Birthplace of one of most renowned Renaissance poets, Pierre de Ronsard, the Manoir de la Possonnière is a charming 15th-century residence built in tufa stone typical of the Loire valley region.  Visitors passing through this agreeable Touraine estate will be won over by the elegant architecture and the becalming gardens. The interior will impel visitors to follow in the footsteps of Pierre de Ronsard’s family and to get better acquainted with the personality of a writer who is not sufficiently widely known.

Forest wardens during the Middle Ages, the poet’s ancestors possessed a troglodytic fief, property that expanded as the family moved up the social ladder. Cupbearer of King Louis XI, his grandfather built the main lodgings during the 1480s. The one-time troglodytic rooms, which remain visible to this day, were transformed first into commons, and then into kitchen/bakery and wine cellar. Today, they add an unusual dimension to an intimate Loire valley monument.
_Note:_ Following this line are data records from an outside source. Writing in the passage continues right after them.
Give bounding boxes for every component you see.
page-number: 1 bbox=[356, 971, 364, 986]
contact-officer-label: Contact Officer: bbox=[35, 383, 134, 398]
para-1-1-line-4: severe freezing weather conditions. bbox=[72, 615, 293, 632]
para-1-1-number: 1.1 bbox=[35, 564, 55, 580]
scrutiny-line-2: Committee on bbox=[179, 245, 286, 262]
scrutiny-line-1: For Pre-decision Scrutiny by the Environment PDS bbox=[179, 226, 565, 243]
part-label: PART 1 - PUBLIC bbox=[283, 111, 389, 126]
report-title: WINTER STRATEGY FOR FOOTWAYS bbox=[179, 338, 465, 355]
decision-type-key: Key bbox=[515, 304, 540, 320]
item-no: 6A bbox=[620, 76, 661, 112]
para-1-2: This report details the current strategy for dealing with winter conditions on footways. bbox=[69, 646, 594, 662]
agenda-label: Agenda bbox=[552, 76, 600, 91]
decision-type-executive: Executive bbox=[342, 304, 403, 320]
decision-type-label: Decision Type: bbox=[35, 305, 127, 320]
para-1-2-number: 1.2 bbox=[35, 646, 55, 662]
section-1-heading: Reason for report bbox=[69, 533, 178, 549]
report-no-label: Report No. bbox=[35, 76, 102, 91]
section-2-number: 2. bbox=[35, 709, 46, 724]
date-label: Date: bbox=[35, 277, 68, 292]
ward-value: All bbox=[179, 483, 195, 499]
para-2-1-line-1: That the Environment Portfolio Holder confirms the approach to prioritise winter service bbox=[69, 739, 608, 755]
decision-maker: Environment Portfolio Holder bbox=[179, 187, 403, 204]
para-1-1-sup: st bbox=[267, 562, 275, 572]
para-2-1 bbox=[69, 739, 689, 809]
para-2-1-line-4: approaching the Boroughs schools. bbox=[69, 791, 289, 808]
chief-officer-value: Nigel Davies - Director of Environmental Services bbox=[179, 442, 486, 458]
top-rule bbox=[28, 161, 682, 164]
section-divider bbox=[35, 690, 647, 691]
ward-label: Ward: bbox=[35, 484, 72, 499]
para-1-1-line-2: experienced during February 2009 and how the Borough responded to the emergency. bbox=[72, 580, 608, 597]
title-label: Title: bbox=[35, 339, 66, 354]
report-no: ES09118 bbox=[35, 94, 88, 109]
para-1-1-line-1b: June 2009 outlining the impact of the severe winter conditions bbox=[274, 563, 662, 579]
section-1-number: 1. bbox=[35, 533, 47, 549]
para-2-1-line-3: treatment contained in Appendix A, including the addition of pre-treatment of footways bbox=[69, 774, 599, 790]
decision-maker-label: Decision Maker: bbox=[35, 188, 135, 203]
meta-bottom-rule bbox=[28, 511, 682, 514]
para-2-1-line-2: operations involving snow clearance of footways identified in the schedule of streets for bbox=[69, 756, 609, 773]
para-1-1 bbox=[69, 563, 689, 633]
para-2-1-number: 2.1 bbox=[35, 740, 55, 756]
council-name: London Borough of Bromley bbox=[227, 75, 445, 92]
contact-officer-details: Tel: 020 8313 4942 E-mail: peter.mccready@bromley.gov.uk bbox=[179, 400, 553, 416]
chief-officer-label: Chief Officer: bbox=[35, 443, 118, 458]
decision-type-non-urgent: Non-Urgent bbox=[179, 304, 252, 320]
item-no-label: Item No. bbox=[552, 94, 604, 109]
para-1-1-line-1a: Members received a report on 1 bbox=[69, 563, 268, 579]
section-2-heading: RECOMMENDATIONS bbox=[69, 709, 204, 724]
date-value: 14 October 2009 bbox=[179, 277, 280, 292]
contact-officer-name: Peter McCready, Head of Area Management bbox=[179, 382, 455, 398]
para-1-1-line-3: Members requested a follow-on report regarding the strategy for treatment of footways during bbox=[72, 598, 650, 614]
Adorning the southern facade of the 15th-century manor, the refined sculptures recall the style of the first Renaissance. In point of fact, they were added during the 16th century, in the times of Pierre de Ronsard’s father, Loys, knight and then maître d’hôtel at the bid and behest of the two most important sons of François I. The intriguing Latin and French inscriptions on some of the facades date from the same period.

The interior is of pronounced interest; for example, it contains a monumental fireplace, sculpted in such a way as to highlight the personality traits of the poet’s father, Loys de Ronsard. And the paintings on the walls of the large room, which most likely date back to the 16th century, present the crests of the most eminent members of an illustrious family.

Restored and transformed in the mid-19th century, the Manoir de la Possonnière has nonetheless retained its Renaissance charm. Since 2003, it has been surrounded by refined gardens featuring ornate vegetable gardens and massifs of ancient and modern roses. However, embellishment of the exteriors has yet to be completed, and a project involving new gardens for 2020 is currently under consideration. The green areas will complement the Gâtine woods overlooking the southern court, a site adored by the poet that now functions as a pedagogical pathway; panels provide information on the flora and the fauna … and extracts from poems. A not-to-be-missed monument in the Vendôme area, the  Possonnière monument is a site blending poetry, culture, history and botany in a decidedly enchanting setting.